Simple kernel not working

Ferran_Mazzanti · July 10, 2020, 8:43am

Hi again guys

this time I’m facing one problem that makes me think that I’m missing something very important in CUDA programming, so maybe somebody can help me out to understand what goes on. Consider this

m     = CuArrays.zeros(2);
cic   = CuArray(CartesianIndices(rand(3,4)));
res   = CuArrays.zeros(length(cic));
Ncuts = 2

function test2_CUDA(res,CI,m,Ncuts)  
    index    = (blockIdx().x - 1) * blockDim().x + threadIdx().x
    stride   = blockDim().x * gridDim().x
    for i    = index:stride:length(CI)
        for k in 1:Ncuts
            m[k]  = CI[i][k]-1
        end;    
        for k in 1:Ncuts
            res[i] += m[k]
        end
    end
end;

numblocks      = 256
@cuda threads  = 256 blocks = numblocks test2_CUDA(res,cic,m,Ncuts)
res

12-element CuArray{Float32,1,Nothing}:
 3.0
 3.0
 3.0
 3.0
 3.0
 3.0
 3.0
 3.0
 3.0
 3.0
 3.0
 3.0

now the question is: how can it be all the elements in the array res give the same value?
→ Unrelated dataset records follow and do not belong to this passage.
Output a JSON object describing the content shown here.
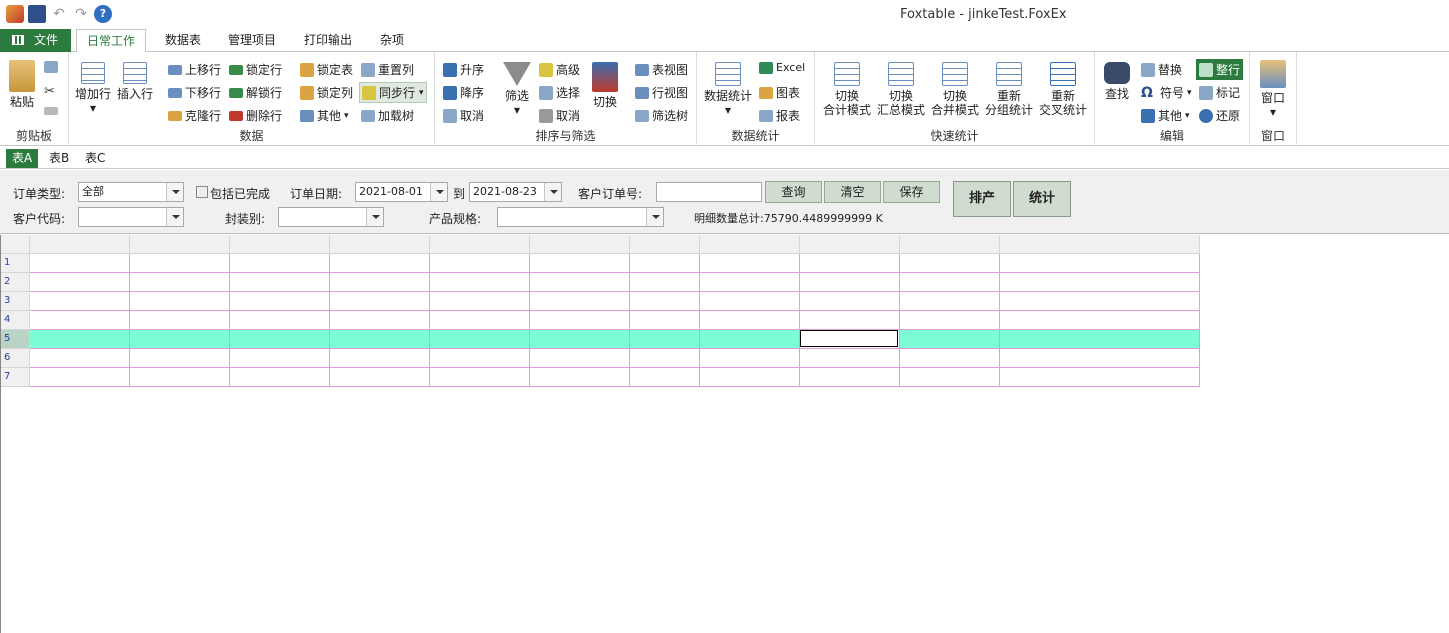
{
  "window": {
    "title": "Foxtable - jinkeTest.FoxEx"
  },
  "menu_tabs": [
    "文件",
    "日常工作",
    "数据表",
    "管理项目",
    "打印输出",
    "杂项"
  ],
  "ribbon": {
    "clipboard": {
      "paste": "粘贴",
      "label": "剪贴板"
    },
    "data": {
      "add_row": "增加行",
      "insert_row": "插入行",
      "move_up": "上移行",
      "move_down": "下移行",
      "clone_row": "克隆行",
      "lock_row": "锁定行",
      "unlock_row": "解锁行",
      "delete_row": "删除行",
      "lock_table": "锁定表",
      "lock_col": "锁定列",
      "other": "其他",
      "reset_col": "重置列",
      "sync_row": "同步行",
      "load_tree": "加载树",
      "label": "数据"
    },
    "sort": {
      "asc": "升序",
      "desc": "降序",
      "cancel": "取消",
      "filter": "筛选",
      "advanced": "高级",
      "select": "选择",
      "cancel2": "取消",
      "toggle": "切换",
      "label": "排序与筛选"
    },
    "views": {
      "table_view": "表视图",
      "row_view": "行视图",
      "filter_tree": "筛选树"
    },
    "stats": {
      "data_stats": "数据统计",
      "excel": "Excel",
      "chart": "图表",
      "report": "报表",
      "label": "数据统计"
    },
    "quick": {
      "b1": [
        "切换",
        "合计模式"
      ],
      "b2": [
        "切换",
        "汇总模式"
      ],
      "b3": [
        "切换",
        "合并模式"
      ],
      "b4": [
        "重新",
        "分组统计"
      ],
      "b5": [
        "重新",
        "交叉统计"
      ],
      "label": "快速统计"
    },
    "edit": {
      "find": "查找",
      "replace": "替换",
      "symbol": "符号",
      "other": "其他",
      "whole_row": "整行",
      "mark": "标记",
      "restore": "还原",
      "label": "编辑"
    },
    "window": {
      "window": "窗口",
      "label": "窗口"
    }
  },
  "sheet_tabs": [
    "表A",
    "表B",
    "表C"
  ],
  "panel": {
    "order_type_label": "订单类型:",
    "order_type_value": "全部",
    "include_done": "包括已完成",
    "order_date_label": "订单日期:",
    "date_from": "2021-08-01",
    "to": "到",
    "date_to": "2021-08-23",
    "cust_order_label": "客户订单号:",
    "cust_order_value": "",
    "query": "查询",
    "clear": "清空",
    "save": "保存",
    "schedule": "排产",
    "stats": "统计",
    "cust_code_label": "客户代码:",
    "package_label": "封装别:",
    "spec_label": "产品规格:",
    "detail_total": "明细数量总计:75790.4489999999 K"
  },
  "grid": {
    "rows": [
      "1",
      "2",
      "3",
      "4",
      "5",
      "6",
      "7"
    ],
    "current_row": "5"
  },
  "colors": {
    "accent": "#2d7a3e",
    "current_row": "#7cfcd4",
    "grid_line": "#e39ae3"
  }
}
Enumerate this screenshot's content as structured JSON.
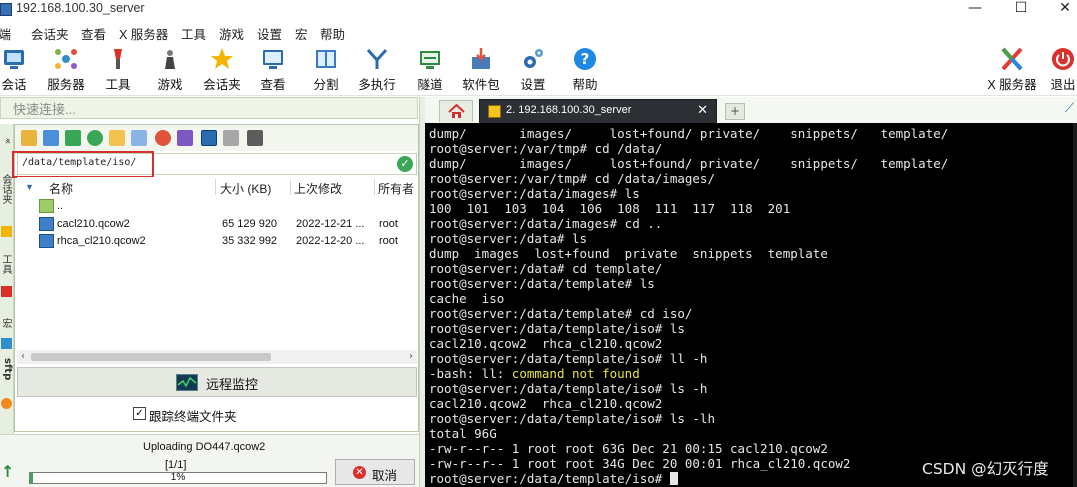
{
  "window": {
    "title": "192.168.100.30_server",
    "controls": [
      "—",
      "☐",
      "✕"
    ]
  },
  "menu": [
    "终端",
    "会话夹",
    "查看",
    "X 服务器",
    "工具",
    "游戏",
    "设置",
    "宏",
    "帮助"
  ],
  "toolbar": {
    "left": [
      {
        "label": "会话",
        "icon": "session-icon",
        "color": "#2b6cb0"
      },
      {
        "label": "服务器",
        "icon": "servers-icon",
        "color": "#2e8fcc"
      },
      {
        "label": "工具",
        "icon": "tools-icon",
        "color": "#d9302c"
      },
      {
        "label": "游戏",
        "icon": "games-icon",
        "color": "#555555"
      },
      {
        "label": "会话夹",
        "icon": "star-icon",
        "color": "#f4b400"
      },
      {
        "label": "查看",
        "icon": "view-icon",
        "color": "#2b6cb0"
      },
      {
        "label": "分割",
        "icon": "split-icon",
        "color": "#3a7ac0"
      },
      {
        "label": "多执行",
        "icon": "multiexec-icon",
        "color": "#2b6cb0"
      },
      {
        "label": "隧道",
        "icon": "tunnel-icon",
        "color": "#2f8a3f"
      },
      {
        "label": "软件包",
        "icon": "packages-icon",
        "color": "#4a7ab8"
      },
      {
        "label": "设置",
        "icon": "settings-icon",
        "color": "#2b6cb0"
      },
      {
        "label": "帮助",
        "icon": "help-icon",
        "color": "#1e88e5"
      }
    ],
    "right": [
      {
        "label": "X 服务器",
        "icon": "x-server-icon",
        "color": "#e53935"
      },
      {
        "label": "退出",
        "icon": "power-icon",
        "color": "#d9302c"
      }
    ]
  },
  "quick_connect": {
    "placeholder": "快速连接..."
  },
  "side_tabs": [
    "会话夹",
    "工具",
    "宏",
    "sftp"
  ],
  "sftp": {
    "path": "/data/template/iso/",
    "columns": [
      "名称",
      "大小 (KB)",
      "上次修改",
      "所有者"
    ],
    "files": [
      {
        "name": "..",
        "size": "",
        "modified": "",
        "owner": "",
        "type": "parent"
      },
      {
        "name": "cacl210.qcow2",
        "size": "65 129 920",
        "modified": "2022-12-21 ...",
        "owner": "root",
        "type": "file"
      },
      {
        "name": "rhca_cl210.qcow2",
        "size": "35 332 992",
        "modified": "2022-12-20 ...",
        "owner": "root",
        "type": "file"
      }
    ],
    "monitor_label": "远程监控",
    "follow_label": "跟踪终端文件夹",
    "follow_checked": true
  },
  "transfer": {
    "status": "Uploading DO447.qcow2",
    "count": "[1/1]",
    "progress_label": "1%",
    "progress": 0.01,
    "cancel_label": "取消"
  },
  "tabs": {
    "active_label": "2. 192.168.100.30_server",
    "close": "✕",
    "new": "+"
  },
  "terminal": {
    "lines": [
      "dump/       images/     lost+found/ private/    snippets/   template/",
      "root@server:/var/tmp# cd /data/",
      "dump/       images/     lost+found/ private/    snippets/   template/",
      "root@server:/var/tmp# cd /data/images/",
      "root@server:/data/images# ls",
      "100  101  103  104  106  108  111  117  118  201",
      "root@server:/data/images# cd ..",
      "root@server:/data# ls",
      "dump  images  lost+found  private  snippets  template",
      "root@server:/data# cd template/",
      "root@server:/data/template# ls",
      "cache  iso",
      "root@server:/data/template# cd iso/",
      "root@server:/data/template/iso# ls",
      "cacl210.qcow2  rhca_cl210.qcow2",
      "root@server:/data/template/iso# ll -h",
      "-bash: ll: ",
      "root@server:/data/template/iso# ls -h",
      "cacl210.qcow2  rhca_cl210.qcow2",
      "root@server:/data/template/iso# ls -lh",
      "total 96G",
      "-rw-r--r-- 1 root root 63G Dec 21 00:15 cacl210.qcow2",
      "-rw-r--r-- 1 root root 34G Dec 20 00:01 rhca_cl210.qcow2",
      "root@server:/data/template/iso# "
    ],
    "error_tail": "command not found"
  },
  "watermark": "CSDN @幻灭行度"
}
This is supposed to give the sum of the CartesianIndexes (minus 1 in each element), so definitely not a constant…

For the sake of comparison, the same calculation non-CUDA

# Test functions
# 
function test2(res,CI,m,Ncuts)
    for i in 1:length(CI)
        for k in 1:Ncuts
            m[k]  = CI[i][k]-1
        end;    
        for k in 1:Ncuts
            res[i] += m[k]
        end
    end
end;

m     = zeros(2);
cic   = CartesianIndices(rand(3,4));
res   = zeros(length(cic));
Ncuts = 2

test2(res,cic,m,Ncuts)
res
12-element Array{Float64,1}:
 0.0
 1.0
 2.0
 1.0
 2.0
 3.0
 2.0
 3.0
 4.0
 3.0
 4.0
 5.0

Can somebody help me understand this?

Thanks a lot,

Ferran.

maleadt · July 10, 2020, 12:52pm

You are launching 256*256 threads*blocks, so index goes from 1 to 65536. Block and grid dimensions are both 256, so stride = blockDim().x * gridDim().x = 65536 too, so your loop only performs a single iteration.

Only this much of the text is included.